O ministro da Economia foi ao Parlamento prestar esclarecimentos sobre os apoios disponibilizados pelo Governo às empresas e famílias portuguesas, tendo-se mostrado confiante numa solução sistémica para a questão das moratórias bancárias, que preocupa várias bancadas.

António Cotrim/Lusa

O Estado já pagou 98 milhões de euros ao abrigo dos apoios a fundo perdido para compensação das perdas de faturação, informou o ministro Siza Vieira numa audição da Comissão Eventual para o acompanhamento da aplicação das medidas de resposta à pandemia da doença Covid-19 e do processo de recuperação económica e social, que se realizou esta sexta-feira no Parlamento.

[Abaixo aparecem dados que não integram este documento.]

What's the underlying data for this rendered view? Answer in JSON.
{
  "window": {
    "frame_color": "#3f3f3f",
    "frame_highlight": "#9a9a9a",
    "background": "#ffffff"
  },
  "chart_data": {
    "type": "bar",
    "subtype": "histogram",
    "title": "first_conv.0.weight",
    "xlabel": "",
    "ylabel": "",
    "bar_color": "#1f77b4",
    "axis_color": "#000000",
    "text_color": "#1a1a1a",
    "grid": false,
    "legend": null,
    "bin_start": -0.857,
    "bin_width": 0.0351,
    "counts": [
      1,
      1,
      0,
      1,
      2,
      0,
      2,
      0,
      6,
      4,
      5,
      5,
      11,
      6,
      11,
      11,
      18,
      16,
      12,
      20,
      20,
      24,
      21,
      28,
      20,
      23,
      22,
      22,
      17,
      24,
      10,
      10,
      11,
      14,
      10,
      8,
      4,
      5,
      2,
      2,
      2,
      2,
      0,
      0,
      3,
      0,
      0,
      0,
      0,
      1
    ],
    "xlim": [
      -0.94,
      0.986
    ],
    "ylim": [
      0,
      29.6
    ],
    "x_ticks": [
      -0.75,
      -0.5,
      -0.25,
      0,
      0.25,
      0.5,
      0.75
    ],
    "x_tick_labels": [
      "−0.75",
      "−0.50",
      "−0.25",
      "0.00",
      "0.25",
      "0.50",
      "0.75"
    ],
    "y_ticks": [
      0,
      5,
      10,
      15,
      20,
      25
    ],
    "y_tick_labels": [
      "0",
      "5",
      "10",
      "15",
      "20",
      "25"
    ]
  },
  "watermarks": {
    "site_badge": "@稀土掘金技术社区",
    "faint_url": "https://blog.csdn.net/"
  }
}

O mecanismo em questão, o Apoiar, viu o seu envelope “agora reforçado para 900 milhões de euros” face aos 750 milhões de euros inicialmente previstos aquando da sua criação e já recebeu mais de 36 mil candidaturas de empresas.

“É provavelmente a maior operação em toda a história da nossa adesão europeia que os sistemas de incentivo foram capazes de gerir e colocada no terreno num tempo muito significativamente curto”, destacou Pedro Siza Vieira, que aproveitou para elogiar publicamente os serviços e entidades responsáveis por este feito.

O CDS-PP serviu-se da audição do ministro para pedir que sejam disponibilizados de forma centralizada os dados relativos aos apoios mobilizados para a economia nacional, defendendo um “mapa de controlo” que permitisse uma melhor observação das verbas despendidas.

A ideia manifestada pela deputada centrista Cecília Meireles foi bem acolhida pelo ministro, que reconheceu que “os dados são públicos, mas dispersos” e, como tal, é “importante” a sugestão. Também o deputado André Pinotes Batista, do PS, admitiu o mérito da sugestão.

Já o PSD fez chegar ao ministro a sua preocupação com a questão das moratórias, sublinhando que Portugal verifica o valor mais elevado de serviço de dívida ao abrigo destes mecanismos. Sublinhando que “desde o primeiro dia” os sociais-democratas concordaram com a medida, a deputada Filipa Roseta questionou qual a estratégia nacional para lidar com a situação no futuro.

Siza Vieira destacou que estas moratórias foram desenhadas com o objetivo de “assegurar que as empresas não desviavam as suas reservas de tesouraria” para pagar dívida e reforçou que o Governo está confiante numa “solução sistémica” que reforce a robustez financeira das empresas nacionais.

Ainda assim, o ministro lembra que “algumas empresas eventualmente não vão conseguir cumprir as suas obrigações”, pelo que se torna “muito importante termos a capacidade de lidar com situações de reestruturação de empresas e de dívida de forma a que não causem um peso muito importante à economia e inquinem o sistema bancário”.

“Se não houvesse moratórias, a preocupação seria bem maior”, defendeu Siza Vieira, em jeito de conclusão da sua resposta à questão social-democrata.